I was given secondhand info that STBXH is in a bad way, his nerves are shot and he's basically falling apart at the moment. But that info comes roundabout through the OW, so I don't know how accurate it is. And no, I haven't spoken to her, but someone who has spoken to her told me this. His family members have already voiced the opinion that he simply doesn't want to face them as they're all angry with him. Time will tell - if he shows up for the funeral or not.

I'm just going to get on with my life and not worry about STBXH for the time being. I'll start putting money aside for the solicitor for the eventual divorce, but I'm going to focus on the DCs and redecorating the house the way I'd like it. I'm almost finished putting the flooring down, and it looks amazing! I cannot wait to get the living room fixed up.

Counselling tomorrow. I have a few specific things I want to discuss. Looking forward to it.

CurtWild · 19/03/2014 14:33

alice As sad as it is, it's his loss not theirs. He was all gung-ho about seeing them when we first separated, using them to get at me, and he was convinced I'd be a bitch over visitation. Now he's realised I won't let him punish them to punish me, and I've been reasonable about him seeing them, he's pushing them further down his list of priorities, and I do think he's trying to gradually fade out of their lives altogether. At one time I would have gone ballistic, attempted to facilitate more contact.
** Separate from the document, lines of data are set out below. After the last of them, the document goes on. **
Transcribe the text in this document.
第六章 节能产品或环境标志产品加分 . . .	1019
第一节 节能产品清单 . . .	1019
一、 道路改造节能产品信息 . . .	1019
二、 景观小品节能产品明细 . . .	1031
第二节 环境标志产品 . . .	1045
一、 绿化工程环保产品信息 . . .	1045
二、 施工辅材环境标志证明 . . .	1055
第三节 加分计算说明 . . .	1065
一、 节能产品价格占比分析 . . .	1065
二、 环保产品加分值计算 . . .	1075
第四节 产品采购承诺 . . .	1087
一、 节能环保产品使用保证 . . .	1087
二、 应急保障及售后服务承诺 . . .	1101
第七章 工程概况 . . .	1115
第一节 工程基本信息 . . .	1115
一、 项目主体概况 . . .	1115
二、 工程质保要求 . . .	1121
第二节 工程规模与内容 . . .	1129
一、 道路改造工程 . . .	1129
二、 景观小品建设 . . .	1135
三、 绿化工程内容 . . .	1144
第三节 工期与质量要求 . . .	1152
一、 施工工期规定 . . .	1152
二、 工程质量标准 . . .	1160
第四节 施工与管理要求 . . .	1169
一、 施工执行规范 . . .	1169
Now I'm happy to let him get on with it if that's his intention.
I'm with you on not worrying what's going on with stbxh, concentrating on the DC and the house and working on myself. Hair dyed and tidied, and asking for new clothes for my birthday next week Smile
Congrats on the flooring..isn't that feeling of satisfaction that you did it just part and parcel of moving on. I'm dying to get stuck in on the bathroom Smile.
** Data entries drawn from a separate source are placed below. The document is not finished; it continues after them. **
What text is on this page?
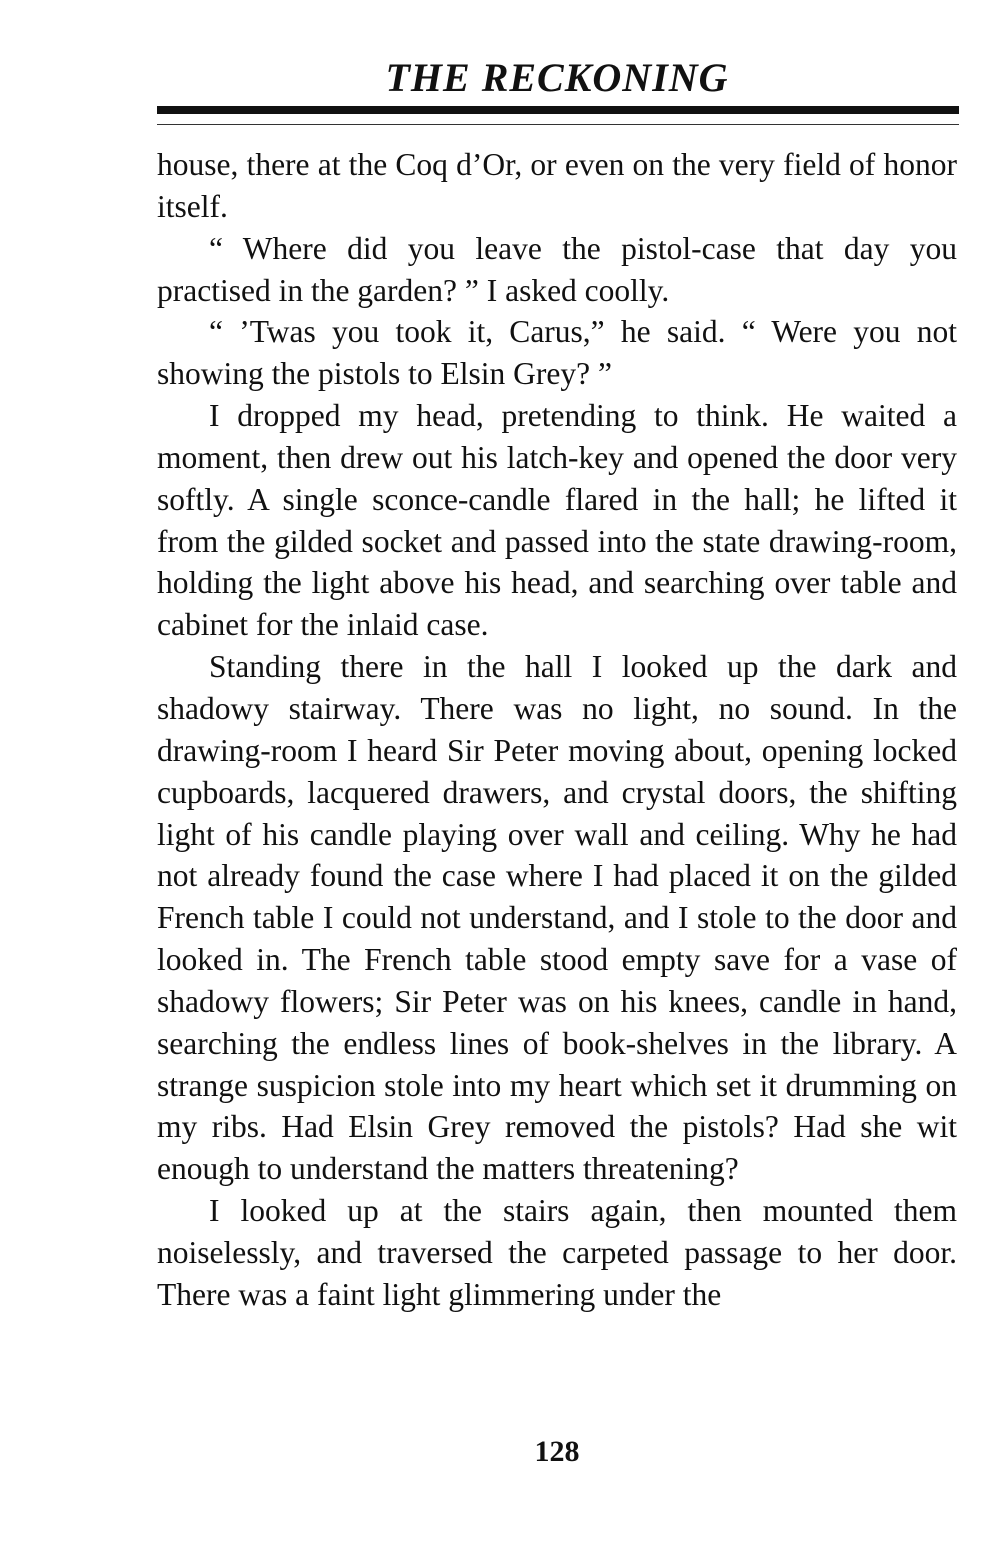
THE RECKONING

house, there at the Coq d’Or, or even on the very field of honor itself.

“ Where did you leave the pistol-case that day you practised in the garden? ” I asked coolly.

“ ’Twas you took it, Carus,” he said. “ Were you not showing the pistols to Elsin Grey? ”

I dropped my head, pretending to think. He waited a moment, then drew out his latch-key and opened the door very softly. A single sconce-candle flared in the hall; he lifted it from the gilded socket and passed into the state drawing-room, holding the light above his head, and searching over table and cabinet for the inlaid case.

Standing there in the hall I looked up the dark and shadowy stairway. There was no light, no sound. In the drawing-room I heard Sir Peter moving about, opening locked cupboards, lacquered drawers, and crystal doors, the shifting light of his candle playing over wall and ceiling. Why he had not already found the case where I had placed it on the gilded French table I could not understand, and I stole to the door and looked in. The French table stood empty save for a vase of shadowy flowers; Sir Peter was on his knees, candle in hand, searching the endless lines of book-shelves in the library. A strange suspicion stole into my heart which set it drumming on my ribs. Had Elsin Grey removed the pistols? Had she wit enough to understand the matters threatening?

I looked up at the stairs again, then mounted them noiselessly, and traversed the carpeted passage to her door. There was a faint light glimmering under the

128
CurtWild · 19/03/2014 18:40

Aaarrrggghhh just need to vent. Lovely time at the party,.stayed to help clear up and got in at six. Stbxh called to confirm time for tomorrow (unusual) then said he doesn't believe I'm not seeing someone. I said very matter of factly that I'm happy on my own. Cue loads of shouting about how it's my fault we're separated, my fault he doesn't see DC and how I always expected too much of him. I answered calmly that all I ever expected was a husband who would love and respect me (I always thought that was a pretty minimum requirement for a decent marriage), and that if he wants to see more of DC then we should discuss it. Cue name calling and that he hates me. I hung up on him.
So all this bluster about how happy he is is bullshit, isn't it. And he can't bear to think (or believe) that I'm happy alone. He doesn't seem to think that if he could have curbed his vile behaviour things might have been different.
And now after a really lovely day I'm just all over the place again. Hopefully DC are worn out enough to go off quickly so I can sit and have a bloody good cry.